Source:
https://scmp.com/lifestyle/music/article/1879222/chieftains-and-guests-entertain-we-could-have-heard-more-band
Lifestyle

Chieftains and guests entertain, but we could have heard more from band originals

Champions of traditional Irish music had plenty of enthusiastic support for their Hong Kong concert

***ONE TIME USE ONLY, PLEASE CLEAR THE COPYRIGHTS BEFORE RE-USE - OTUO*** LCSD World Culture Festival 2015 The Chieftains

The version of the Chieftains that played Hong Kong City Hall on November 13 was very different to the one that performed in Hong Kong and China in 1983.

The band’s landmark 1985 album The Chieftains in China was recorded on that tour, but only three of the five members remain; sadly fiddler Martin Fay and harpist Derek Bell have both died. Fiddler Sean Keane is “semi-retired” from the group, and now appears with them on only an occasional basis.

For much of the past 30 years, founder and leader Paddy Moloney has kept the band in the public eye through a series of collaborative albums, featuring well-known figures from the worlds of rock, country and Latin music. Sting, The Rolling Stones and Sinead O’Connor weren’t on hand on Friday to recreate their guest parts in 1995’s The Long Black Veil, but bodhran player and long tanding Chieftain Kevin Conneff sang Sting’s part from Mo Ghile Mear (Our Hero), guest singer Alyth McCormack took O’Connor’s role on The Foggy Dew, and harpist Triona Marshall had a game shot at replacing Keith Richards, playing the Satisfaction riff he worked into The Rocky Road To Dublin on an electronic keyboard.

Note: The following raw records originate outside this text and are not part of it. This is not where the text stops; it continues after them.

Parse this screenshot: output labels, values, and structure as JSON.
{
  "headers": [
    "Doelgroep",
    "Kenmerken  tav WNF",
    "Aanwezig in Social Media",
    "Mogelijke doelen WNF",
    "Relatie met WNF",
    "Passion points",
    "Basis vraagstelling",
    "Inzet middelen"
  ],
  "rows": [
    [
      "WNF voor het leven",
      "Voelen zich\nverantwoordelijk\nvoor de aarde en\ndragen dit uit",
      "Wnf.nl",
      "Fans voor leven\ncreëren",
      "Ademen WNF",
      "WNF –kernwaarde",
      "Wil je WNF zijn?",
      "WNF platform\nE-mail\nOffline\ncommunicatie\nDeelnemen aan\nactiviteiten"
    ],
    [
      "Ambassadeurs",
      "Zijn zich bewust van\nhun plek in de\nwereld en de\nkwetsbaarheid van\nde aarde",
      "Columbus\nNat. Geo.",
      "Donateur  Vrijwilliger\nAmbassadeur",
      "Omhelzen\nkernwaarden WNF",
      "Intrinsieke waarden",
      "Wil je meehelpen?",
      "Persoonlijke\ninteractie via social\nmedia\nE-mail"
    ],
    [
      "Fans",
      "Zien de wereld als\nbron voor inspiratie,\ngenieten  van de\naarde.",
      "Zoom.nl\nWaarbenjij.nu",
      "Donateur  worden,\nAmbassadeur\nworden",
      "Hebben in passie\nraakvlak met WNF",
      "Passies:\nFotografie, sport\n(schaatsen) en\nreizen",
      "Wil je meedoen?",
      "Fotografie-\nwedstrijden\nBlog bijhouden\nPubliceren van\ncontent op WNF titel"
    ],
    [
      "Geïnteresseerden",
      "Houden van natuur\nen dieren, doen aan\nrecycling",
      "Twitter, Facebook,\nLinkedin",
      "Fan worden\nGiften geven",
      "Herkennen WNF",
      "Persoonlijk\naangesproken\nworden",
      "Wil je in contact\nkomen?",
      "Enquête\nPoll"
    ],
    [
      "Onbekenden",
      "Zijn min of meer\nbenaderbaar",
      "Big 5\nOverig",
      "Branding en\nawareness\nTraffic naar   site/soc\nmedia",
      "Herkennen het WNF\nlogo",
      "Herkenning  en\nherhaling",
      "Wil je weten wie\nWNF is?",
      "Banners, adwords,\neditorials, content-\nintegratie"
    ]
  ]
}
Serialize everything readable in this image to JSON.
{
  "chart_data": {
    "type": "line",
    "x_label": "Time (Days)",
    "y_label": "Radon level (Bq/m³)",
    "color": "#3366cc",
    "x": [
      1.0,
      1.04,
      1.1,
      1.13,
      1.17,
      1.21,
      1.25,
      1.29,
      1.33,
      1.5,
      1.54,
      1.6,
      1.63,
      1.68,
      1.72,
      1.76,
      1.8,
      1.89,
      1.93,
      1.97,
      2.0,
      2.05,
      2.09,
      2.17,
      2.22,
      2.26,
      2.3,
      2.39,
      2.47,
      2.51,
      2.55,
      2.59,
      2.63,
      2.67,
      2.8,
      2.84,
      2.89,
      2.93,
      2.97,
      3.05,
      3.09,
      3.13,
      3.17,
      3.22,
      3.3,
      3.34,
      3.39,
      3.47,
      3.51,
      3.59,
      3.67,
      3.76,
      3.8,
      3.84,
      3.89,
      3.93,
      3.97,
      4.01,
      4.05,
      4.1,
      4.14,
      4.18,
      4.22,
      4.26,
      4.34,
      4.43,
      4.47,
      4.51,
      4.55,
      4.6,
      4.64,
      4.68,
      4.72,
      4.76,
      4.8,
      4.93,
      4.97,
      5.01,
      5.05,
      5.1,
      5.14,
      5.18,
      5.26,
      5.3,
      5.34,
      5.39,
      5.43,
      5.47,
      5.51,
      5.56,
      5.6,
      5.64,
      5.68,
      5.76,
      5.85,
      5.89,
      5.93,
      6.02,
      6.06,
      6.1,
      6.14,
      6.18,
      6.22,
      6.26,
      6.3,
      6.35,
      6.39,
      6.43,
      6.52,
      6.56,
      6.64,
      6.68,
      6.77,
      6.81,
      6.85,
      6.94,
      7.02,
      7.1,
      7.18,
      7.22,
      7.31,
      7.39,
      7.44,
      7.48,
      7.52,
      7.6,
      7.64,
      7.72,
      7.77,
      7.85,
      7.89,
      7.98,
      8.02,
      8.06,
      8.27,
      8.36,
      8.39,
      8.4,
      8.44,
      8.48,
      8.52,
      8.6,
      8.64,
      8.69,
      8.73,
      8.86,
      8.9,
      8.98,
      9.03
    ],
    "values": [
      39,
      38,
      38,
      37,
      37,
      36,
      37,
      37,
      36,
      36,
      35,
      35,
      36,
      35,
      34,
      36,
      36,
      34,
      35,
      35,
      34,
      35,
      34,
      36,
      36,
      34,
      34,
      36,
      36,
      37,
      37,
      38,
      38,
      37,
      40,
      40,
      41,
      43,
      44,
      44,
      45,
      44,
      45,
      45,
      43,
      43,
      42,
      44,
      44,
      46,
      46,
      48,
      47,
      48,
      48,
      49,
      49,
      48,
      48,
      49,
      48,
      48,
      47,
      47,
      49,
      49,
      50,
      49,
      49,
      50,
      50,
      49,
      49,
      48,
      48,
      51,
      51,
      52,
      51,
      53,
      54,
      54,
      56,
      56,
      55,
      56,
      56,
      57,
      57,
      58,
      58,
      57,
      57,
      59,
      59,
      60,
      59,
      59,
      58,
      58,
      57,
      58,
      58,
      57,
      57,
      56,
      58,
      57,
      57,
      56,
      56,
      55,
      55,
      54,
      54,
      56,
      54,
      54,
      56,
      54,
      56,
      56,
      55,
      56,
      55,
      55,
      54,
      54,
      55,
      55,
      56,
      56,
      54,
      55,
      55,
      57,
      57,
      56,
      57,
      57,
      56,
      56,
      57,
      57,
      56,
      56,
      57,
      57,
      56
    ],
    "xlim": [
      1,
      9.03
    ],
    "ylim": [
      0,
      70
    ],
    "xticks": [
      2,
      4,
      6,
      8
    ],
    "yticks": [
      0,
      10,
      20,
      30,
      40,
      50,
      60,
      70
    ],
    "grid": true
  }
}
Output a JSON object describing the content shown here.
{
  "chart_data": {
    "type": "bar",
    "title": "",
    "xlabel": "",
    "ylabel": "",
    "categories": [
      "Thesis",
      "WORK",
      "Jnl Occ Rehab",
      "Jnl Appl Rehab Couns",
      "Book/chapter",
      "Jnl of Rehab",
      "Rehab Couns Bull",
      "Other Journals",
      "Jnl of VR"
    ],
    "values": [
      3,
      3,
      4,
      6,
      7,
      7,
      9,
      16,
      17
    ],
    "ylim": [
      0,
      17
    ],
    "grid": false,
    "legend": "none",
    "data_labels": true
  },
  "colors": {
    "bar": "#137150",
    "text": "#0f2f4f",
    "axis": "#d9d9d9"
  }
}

There were guest stars, but local ones, in the form of the Hong Kong St Andrew’s Pipe Band – St Patrick presumably doesn’t have one here – and the not very inspiringly named Music Office Youth Choir, both of which performed with gusto.

We heard perhaps a little too much from guest performers and touring members of the group, and not enough from Moloney ... and Matt Molloy

For Full of Joy, the opening track from The Chieftains in China, two erhu players identified by Moloney as “Ms Tong and Ms Chan” augmented the line-up. Also helping out, with perhaps not a lot of rehearsal, were dancers from The Echoes of Erin School of Irish Dancing.

The Chieftains had brought their own professional step dancers, Jon Pilatzke, who doubled on fiddle, Nathan Pilatzke, and Cara Butler, but Butler had the misfortune to suffer a fall a few numbers into the show, sustaining a leg injury, and had to be supported as she left the stage.

The remaining dancers did their best to make up for her absence, and she good-humouredly returned – supported again and standing on one leg – to sing I’ll Tell Me Ma, which the Chieftains recorded with Van Morrison. A full house applauded every tune enthusiastically.

It was an entertaining evening, but one in which we heard perhaps a little too much from guest performers and touring members of the group, and not enough from Moloney on uilleann pipes and tin whistle, and Matt Molloy on flute.

It has, however, been many years since they made an album without guest stars. Perhaps they have lost some confidence in the unaugmented group performances of traditional Irish music with which they originally made their considerable and well-deserved reputation.

The Chieftains, City Hall Concert Hall, Friday November 13, 2015.